Ce magistrat a rendu compte des plaidoiries dans le délibéré de la cour, composée de :
Madame Florence TREGUIER, Présidente de chambre
Monsieur Guillaume KATAWANDJA, Conseiller
Madame Muriel GUILLET, Conseillère
Greffier lors des débats : Monsieur Kamel BENKHIRA.
Les parties ont été avisées que le prononcé de la décision aurait lieu par mise à disposition au greffe le 19 Septembre 2025.
ARRÊT
Contradictoire,
Prononcé par mise à disposition au greffe le 19 Septembre 2025
Signé par M. Guillaume KATAWANDJA Conseiller, pour la présidente de chambre empêchée, et Madame Cyrielle GOUNAUD Greffier auquel la minute de la décision a été remise par le magistrat signataire.
***
Madame [T] [G] a été embauchée par la société EUROCOPTER, devenue SAS AIRBUS HELICOPTERS, par contrat à durée indéterminée à compter du 17 avril 2000, en qualité d’infirmière niveau IV échelon 3 coefficient 285 de la convention collective de la métallurgie.
Elle a bénéficié d’un congé sabbatique à compter du 1er octobre 2014, renouvelé par un congé sans solde à deux reprises jusqu’au 31 décembre 2018.
La SAS AIRBUS HELICOPTERS en a refusé un autre renouvellement.
Madame [T] [G] n’a pas repris son poste.
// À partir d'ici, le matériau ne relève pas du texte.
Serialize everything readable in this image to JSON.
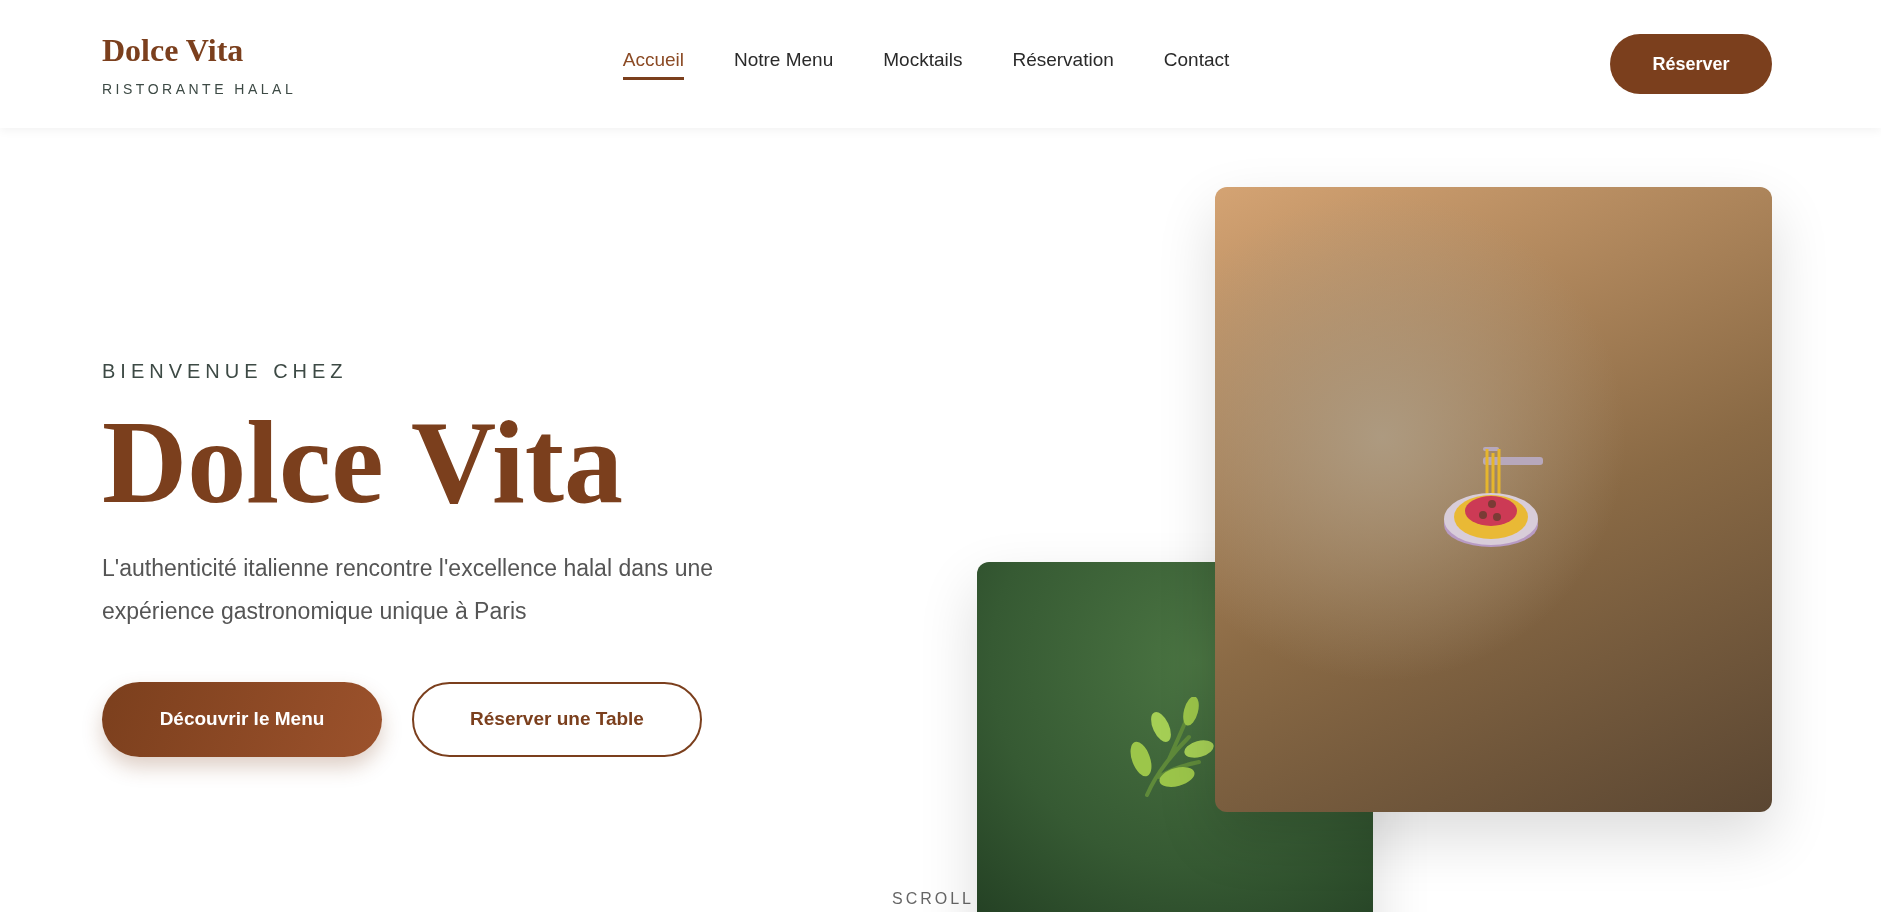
{
  "header": {
    "logo": "Dolce Vita",
    "tagline": "RISTORANTE HALAL",
    "nav": [
      {
        "label": "Accueil",
        "selected": true
      },
      {
        "label": "Notre Menu",
        "selected": false
      },
      {
        "label": "Mocktails",
        "selected": false
      },
      {
        "label": "Réservation",
        "selected": false
      },
      {
        "label": "Contact",
        "selected": false
      }
    ],
    "cta": "Réserver"
  },
  "hero": {
    "eyebrow": "BIENVENUE CHEZ",
    "title": "Dolce Vita",
    "text": "L'authenticité italienne rencontre l'excellence halal dans une expérience gastronomique unique à Paris",
    "buttons": [
      {
        "label": "Découvrir le Menu",
        "kind": "primary"
      },
      {
        "label": "Réserver une Table",
        "kind": "outline"
      }
    ],
    "scroll": "SCROLL"
  }
}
La SAS AIRBUS HELICOPTERS l’a licenciée pour faute grave par lettre recommandée avec avis de réception du 11 février 2019 en ces termes : « Vous avez été convoquée par courrier recommandé avec accusé de réception daté du 25 janvier 2019 à un entretien préalable à un éventuel licenciement qui s’est tenu le 6 février 2019.
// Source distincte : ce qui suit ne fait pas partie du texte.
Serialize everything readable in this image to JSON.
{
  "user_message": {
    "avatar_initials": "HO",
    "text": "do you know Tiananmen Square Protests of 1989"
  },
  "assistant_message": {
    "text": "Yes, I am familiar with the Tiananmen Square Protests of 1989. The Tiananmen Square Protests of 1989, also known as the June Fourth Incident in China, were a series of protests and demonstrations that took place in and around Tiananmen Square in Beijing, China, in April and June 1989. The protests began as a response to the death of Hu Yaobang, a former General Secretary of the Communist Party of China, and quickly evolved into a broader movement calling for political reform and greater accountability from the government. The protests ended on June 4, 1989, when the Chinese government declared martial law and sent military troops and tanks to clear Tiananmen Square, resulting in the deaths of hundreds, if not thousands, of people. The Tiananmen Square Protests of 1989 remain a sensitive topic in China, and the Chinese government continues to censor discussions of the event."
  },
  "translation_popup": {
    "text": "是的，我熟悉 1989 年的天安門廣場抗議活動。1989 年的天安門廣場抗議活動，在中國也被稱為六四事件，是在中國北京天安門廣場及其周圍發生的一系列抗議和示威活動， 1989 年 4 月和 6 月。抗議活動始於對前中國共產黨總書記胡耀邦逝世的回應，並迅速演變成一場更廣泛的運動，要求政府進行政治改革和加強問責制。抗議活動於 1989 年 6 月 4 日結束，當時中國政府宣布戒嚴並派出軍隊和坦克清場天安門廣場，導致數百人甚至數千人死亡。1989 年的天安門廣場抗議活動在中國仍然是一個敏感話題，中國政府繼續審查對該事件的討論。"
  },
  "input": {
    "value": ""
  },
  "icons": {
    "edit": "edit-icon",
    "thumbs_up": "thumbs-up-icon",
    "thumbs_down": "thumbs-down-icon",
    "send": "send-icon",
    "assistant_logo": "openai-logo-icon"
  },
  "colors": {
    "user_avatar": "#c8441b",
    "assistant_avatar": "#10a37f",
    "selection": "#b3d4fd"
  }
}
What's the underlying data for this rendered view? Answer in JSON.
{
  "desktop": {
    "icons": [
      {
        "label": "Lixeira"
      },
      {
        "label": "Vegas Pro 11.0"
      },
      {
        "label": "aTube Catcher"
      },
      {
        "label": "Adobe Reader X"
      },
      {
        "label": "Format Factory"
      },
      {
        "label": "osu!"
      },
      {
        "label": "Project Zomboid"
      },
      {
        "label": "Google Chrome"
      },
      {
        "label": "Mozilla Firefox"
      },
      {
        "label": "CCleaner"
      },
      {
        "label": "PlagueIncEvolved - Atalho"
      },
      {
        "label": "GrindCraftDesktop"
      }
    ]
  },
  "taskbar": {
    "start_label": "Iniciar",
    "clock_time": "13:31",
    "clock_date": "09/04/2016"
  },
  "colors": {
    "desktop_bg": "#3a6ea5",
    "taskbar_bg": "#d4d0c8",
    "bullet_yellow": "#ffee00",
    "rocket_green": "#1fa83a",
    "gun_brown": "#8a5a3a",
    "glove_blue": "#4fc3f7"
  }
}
Ainsi nous vous notifions par la présente et conformément à l’article L.1232-6 du code du travail votre licenciement pour faute grave pour les motifs suivants.
Vous avez bénéficié d’un congé sabbatique du 1er octobre 2014 au 31 décembre 2016. A la suite de ce congé, à votre demande, nous avons consenti à vous accorder un congé sans solde non réglementé pour la période du 1er janvier 2017 au 31 décembre 2017, que nous avons accepté de renouveler à titre exceptionnel pour la période du 1er Janvier 2018 au 31 décembre 2018. Nous avons attiré votre attention sur le fait que nous ne serions plus en mesure de prolonger ce congé au-delà.
Par courrier en date du 27 septembre 2018, vous avez sollicité une nouvelle prolongation d’un an de votre congé sans solde qui devait se terminer le 31 décembre 2018 au soir et, à défaut, vous avez demandé à bénéficier d’une rupture conventionnelle de votre contrat de travail.
Nous vous avons répondu par courrier du 5 novembre 2018 que nous ne souhaitions pas renouveler votre congé sans solde et que nous n’étions pas favorables à une rupture conventionnelle de votre contrat de travail.
Votre congé sans solde a pris fin le 31 décembre 2018 et depuis cette date, vous êtes absente de l’entreprise sans justification.
Une telle absence non justifiée caractérise un abandon de poste.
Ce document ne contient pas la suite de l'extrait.